Impala'nın kapısını kapatarak kokuyu içine çekti. Ucuz biranın kokusu burnuna gelen ilk koku olmuştu. Bir öğrenci partisine yaraşır bir özellikti. Her adımında kafasını döndürüp ona bakan kişiler artıyordu, fakat bunu pek de umursamıyordu. İlgiye ve onu görmezden gelmeye alışıktı. Ona ilk ilgi ve saygı gösterenlerin cennetteki hemen hemen tüm melek olduğunu düşündükten sonra birkaç lise öğrencisi önemsiz kalıyordu.
Deniz kenarına biraz daha yaklaştığında kalabalık da artmıştı. Kendisine bir içki yaparak her zaman yaptığını yaptı, yalnız bir şekilde oturarak kalabalıktan kendini soyutladı. Birasından bir yudum alırken istemsiz bir şekilde gökyüzüne bakarak sırıttı ve "Görüyor musun baba? Sanırım ben de sana biraz benziyorum, senin gibi kendi köşeme çekildim ve olanları izliyorum." dedi. Şişenin dibini getirdiği sırada az sonra neler olacağını biliyordu. Ona doğru gelen kız arkadaşını görmüştü, evet kız arkadaşı. İster istemez dudağına yumulan kıza karşılık vermeye çalıştı. Fakat kızın yaptığı tek şey ağzıyla Felix'in dilini vakumlamaktı. Durumdan hoşnutmuş gibi rol yaparken gözü çok da uzağında olmayan ve etrafı erkeklerle çevrilmiş kıza takıldı. Bütün bu eziyete uğruna katlandığı kişi.

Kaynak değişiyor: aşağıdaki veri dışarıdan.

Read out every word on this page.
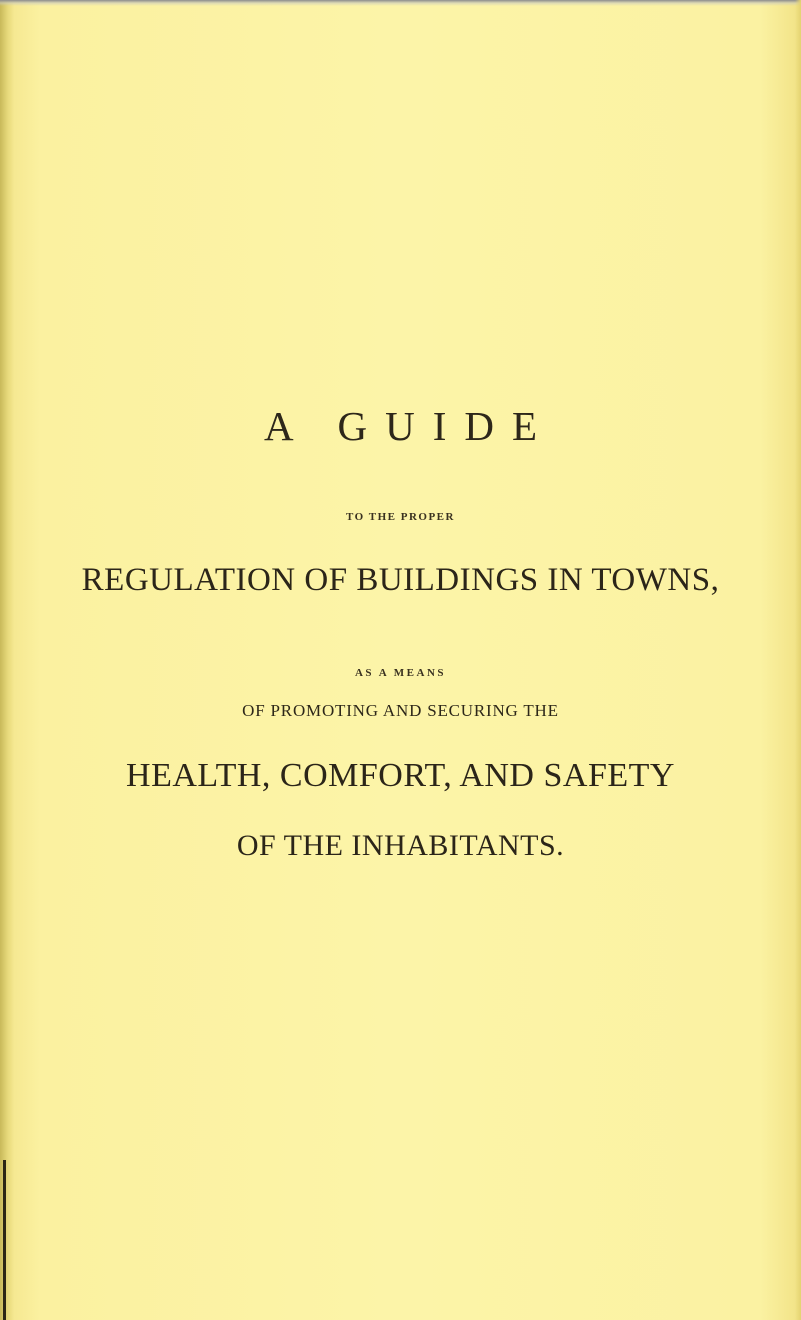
A GUIDE
TO THE PROPER
REGULATION OF BUILDINGS IN TOWNS,
AS A MEANS
OF PROMOTING AND SECURING THE
HEALTH, COMFORT, AND SAFETY
OF THE INHABITANTS.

Göğün hüzünlerini akıttığı gecenin ardından, siyahi bir parıltıya teslim olmuş göğün tüm ihtişamıyla karşısında duran mükemmelliğini izledi hayranlıkla. Gümüşi bir diske yayılmış onlarca parıltı siyahi bir kumaşta asılmış birer dilek gibi, göğü yeryüzüne indiren birer efsundu. Sessizleşti, gece kadar belirsiz, küçük bir meltem kadar naif. Etrafında dönen bir yaşam vardı ancak istemli ya da istemsiz, buna müdahale edemiyordu. İnsanların yarattığı biri gibiydi bazen, etrafından eksik olmayan arkadaşlarının yarattığı bir Isabella. Düşünceleri kendini bile rahatsız ederken olağan şeyleri umursamamak yapabileceği en iyi şeydi belki de.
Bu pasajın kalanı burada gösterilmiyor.